ILUs focus on accessibility and adaptability, allowing residents to age in place. ILUs often include communal areas to encourage social inclusion, activities and wellness and many developments incorporate care services on-site to delay or avoid transitions to higher-care facilities. Independent living units must also be located close to services or provide those services onsite.

There are different ownership models for seniors housing, particularly in independent living units and care should be taken when making purchasing decisions.

 Freehold retirement villages allow residents to own their unit on a strata title, similar to owning a standard unit or apartment.
 Leasehold or Licence retirement villages allow residents to purchase a long- term lease (e.g., 99 years) on their unit, without owning the land or building. While they avoid paying stamp duty, ongoing fees apply.
 Lifestyle communities differ from retirement villages, as residents purchase the unit but rent the land. This can lead to higher ongoing fees and less security, as operators retain the right to reclaim the land.

When leaving a facility, there are also differences in how residents’ units are managed. In retirement villages, the operator is usually responsible for reinstating the unit to its original condition, while lifestyle communities often lack such guarantees, putting more responsibility on the resident.

The aged care sector presents lucrative opportunities for property investors, with a 90% occupancy rate in many facilities, indicating strong demand. This rising demand is attracting both local and international investors, especially as the population over 55 grows.

Refurbishing older aged care homes, especially in more densely populated urban areas, has become an attractive option for investors due to the strict regulations and high costs associated with constructing new facilities. Many ageing properties in these densely populated areas present opportunities for modern upgrades that align with current accessibility and care standards. Refurbishment can also extend the lifespan of these buildings, enabling investors to capitalise on rising demand for aged care while avoiding the lengthy approval processes and complexities of a new build.
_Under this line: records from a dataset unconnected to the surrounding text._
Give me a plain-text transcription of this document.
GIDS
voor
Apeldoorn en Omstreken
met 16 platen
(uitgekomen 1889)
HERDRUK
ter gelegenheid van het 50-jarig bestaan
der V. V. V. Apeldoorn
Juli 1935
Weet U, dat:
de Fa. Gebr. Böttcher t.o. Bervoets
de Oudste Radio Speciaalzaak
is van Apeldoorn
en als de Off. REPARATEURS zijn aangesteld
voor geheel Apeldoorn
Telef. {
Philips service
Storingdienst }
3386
Property depreciation is also a valuable consideration for investors in the aged care and retirement living sector. Buildings and equipment used in aged care facilities, such as residential care homes or independent living units, are eligible for depreciation, allowing investors to claim tax deductions on the wear and tear of the property over time. This can significantly enhance the financial viability of such investments, offsetting some of the operational and refurbishment costs associated with maintaining high-quality, compliant facilities for seniors.

As Australia’s population ages, the need for high-quality, accessible aged care and retirement living facilities will continue to grow. With strong occupancy rates, government support for ageing in place, and an evolving regulatory landscape, the sector presents attractive opportunities for investors.